O amigão da vizinhança nunca esteve tão sozinho. Essa é a premissa central de Homem-Aranha: Um Novo Dia, longa que estreia nesta quarta-feira sob direção de Destin Daniel Cretton e que promete redefinir o conceito de vulnerabilidade no universo dos super-heróis.
Quatro anos se passaram desde os eventos traumáticos de Sem Volta Para Casa, e Peter Parker vive recluso, evitando qualquer conexão que possa expor sua identidade secreta. O luto pela Tia May persiste, assim como a ausência de MJ e Ned em seu dia a dia. A solidão tornou-se companheira constante de um herói que, apesar de continuar salvando as ruas de Nova York, parece ter esquecido quem realmente é.
Essa ausência de conexões humanas cria o terreno perfeito para uma das duplas mais interessantes do longa: o encontro entre o Homem-Aranha e o Justiceiro. Enquanto o primeiro representa a esperança e a leveza, Frank Castle embody a brutalidade e a vingança. O que os une, no entanto, é a dor da perda. Peter transformou seu sofrimento em motivação para ajudar os outros, enquanto Castle se tornou um vigilante implacável em memória da família perdida.

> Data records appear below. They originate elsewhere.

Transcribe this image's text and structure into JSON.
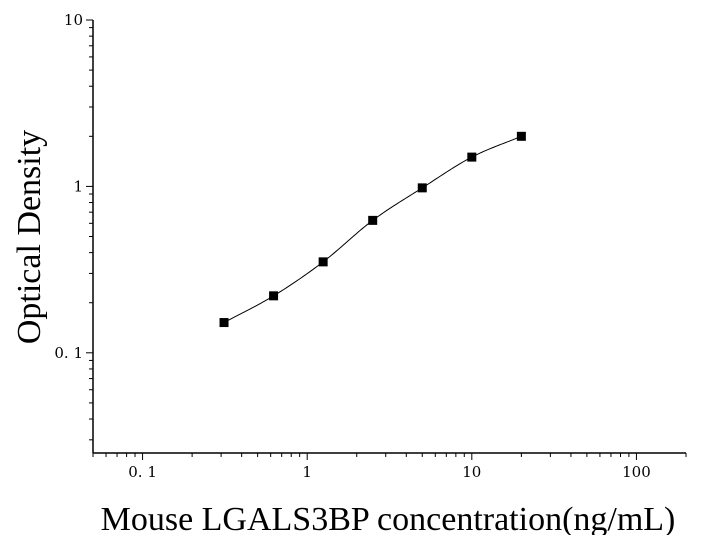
{
  "chart_data": {
    "type": "scatter",
    "xlabel": "Mouse LGALS3BP concentration(ng/mL)",
    "ylabel": "Optical Density",
    "x_scale": "log",
    "y_scale": "log",
    "xlim": [
      0.05,
      200
    ],
    "ylim": [
      0.025,
      10
    ],
    "x_ticks": [
      {
        "value": 0.1,
        "label": "0. 1"
      },
      {
        "value": 1,
        "label": "1"
      },
      {
        "value": 10,
        "label": "10"
      },
      {
        "value": 100,
        "label": "100"
      }
    ],
    "y_ticks": [
      {
        "value": 0.1,
        "label": "0. 1"
      },
      {
        "value": 1,
        "label": "1"
      },
      {
        "value": 10,
        "label": "10"
      }
    ],
    "series": [
      {
        "marker": "square",
        "color": "#000000",
        "x": [
          0.3125,
          0.625,
          1.25,
          2.5,
          5,
          10,
          20
        ],
        "y": [
          0.152,
          0.22,
          0.352,
          0.625,
          0.98,
          1.5,
          2.0
        ]
      }
    ],
    "fit_curve": true,
    "grid": false,
    "legend": "none"
  }
}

Outro vínculo significativo surge com Yelena Belova, interpretada com maestria por Florence Pugh. A Viúva Negra rejeita constantemente as pequenas ameaças que o Homem-Aranha enfrenta, considerando-as irrelevantes diante das missões que ela própria conduz. Essa dinâmica gera momentos de humor genuíno e deixa o público ansioso por mais encontros entre os dois em produções futuras.
A química entre Peter e antigos conhecidos que agora não o reconhecem constitui o coração emocional do filme. O reencontro com o Dr. Banner, o Hulk, torna-se fundamental quando o DNA aranha de Peter começa a apresentar instabilidades, causando mudanças fisiológicas inesperadas, como a produção de teias orgânicas. Banner surge com uma tecnologia desenvolvida para controlar genes mutantes, criando um paralelo interessante com a própria condição do herói.

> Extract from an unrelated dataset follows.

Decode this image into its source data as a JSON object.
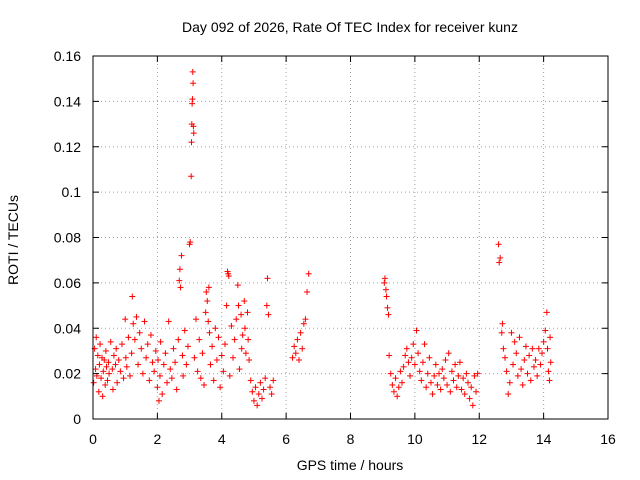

A entrada de penetra na festa de casa nova de MJ e Ned exemplifica a dor existencial do protagonista. Enquanto eles seguem suas vidas normalmente, apenas Peter carrega as memórias compartilhadas, agora invisíveis para todos ao seu redor. A trilha sonora, que inclui faixas como Loser do Tame Impala, funciona como uma playlist emocional que traduz os sentimentos do personagem.

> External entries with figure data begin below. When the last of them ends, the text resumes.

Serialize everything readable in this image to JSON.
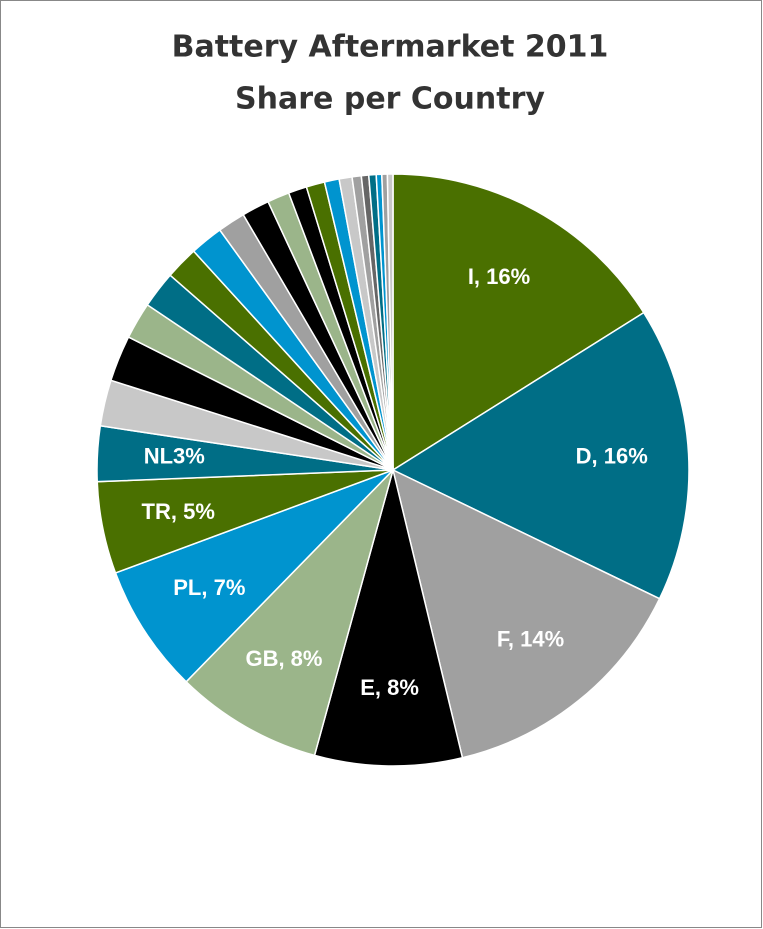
{
  "chart_data": {
    "type": "pie",
    "title": [
      "Battery Aftermarket 2011",
      "Share per Country"
    ],
    "values": [
      16,
      16,
      14,
      8,
      8,
      7,
      5,
      3,
      2.5,
      2.5,
      2,
      2,
      1.8,
      1.8,
      1.5,
      1.5,
      1.2,
      1,
      1,
      0.8,
      0.7,
      0.5,
      0.4,
      0.4,
      0.3,
      0.3,
      0.3
    ],
    "value_labels": [
      "I, 16%",
      "D, 16%",
      "F, 14%",
      "E, 8%",
      "GB, 8%",
      "PL, 7%",
      "TR, 5%",
      "NL3%",
      null,
      null,
      null,
      null,
      null,
      null,
      null,
      null,
      null,
      null,
      null,
      null,
      null,
      null,
      null,
      null,
      null,
      null,
      null
    ],
    "colors": [
      "#4a7000",
      "#006e86",
      "#a0a0a0",
      "#000000",
      "#9bb58a",
      "#0094cf",
      "#4a7000",
      "#006e86",
      "#c8c8c8",
      "#000000",
      "#9bb58a",
      "#006e86",
      "#4a7000",
      "#0094cf",
      "#a0a0a0",
      "#000000",
      "#9bb58a",
      "#000000",
      "#4a7000",
      "#0094cf",
      "#c8c8c8",
      "#a0a0a0",
      "#666666",
      "#006e86",
      "#0094cf",
      "#a0a0a0",
      "#c8c8c8"
    ]
  }
}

Florence Pugh não é a única Estrela em ascensão do longa. Sadie Sink interpreta uma personagem misteriosa que desde o início gera suspense e curiosidade. A revelação de sua identidade marca uma virada narrativa significativa, transformando o longa não apenas em uma história do Homem-Aranha, mas também em sua coprotagonista. A jovem atriz, já consolidada em Stranger Things, entrega uma performance que a coloca como uma das principais promessas do futuro da Marvel.
Tom Holland, que interpreta o herói desde 2017, finalmente atinge seu potencial máximo neste longa. O ator abandona completamente o adolescente entusiasmado dos primeiros filmes para assumir um tom maduro, melancólico e reflexivo. É a atuação mais madura de sua carreira, permitindo que o público veja o homem por trás da máscara em seus momentos mais frágeis.
A direção de Destin Daniel Cretton traz frescor à franquia. As cenas de combate são coreografadas com dinamismo impressionante, abusando de ângulos diversos que acompanham o ritmo frenético das lutas. Os momentos em que o herói balança entre os arranha-céus ganham uma qualidade quase poética, transformando o voo em uma dançavisual. O uso de efeitos práticos contribui para uma experiência mais imersiva e realista.
Nova York deixa de ser apenas um cenário para se tornar uma personagem ativa na narrativa. A caracterização detalhada da cidade ganha vida própria, enquanto a fotografia utiliza cores de forma expressiva: tons escuros dominam o início, representando o isolamento de Peter, e cedem lugar à luz e claridade conforme ele volta a se conectar com outras pessoas.
O longa, contudo, apresenta um problema recorrente nas produções do Universo Cinematográfico Marvel. Com apenas duas horas e vinte e quatro minutos, tenta abraçar diversas histórias simultaneamente. A resolução dos conflitos na reta final lembra demasiado a abordagem de Thunderbolts*, e o filme sacrifica o foco no Homem-Aranha para servir de plataforma para introduzir tramas futuras.
Ao tentar fazer demasiado, o longa acaba não dando ao herói uma história verdadeiramente sua. Apesar dessas falhas, Homem-Aranha: Um Novo Dia permanece como um marco emocional na trajetória do herói, apresentando a versão mais humana e vulnerável que o público já conhece.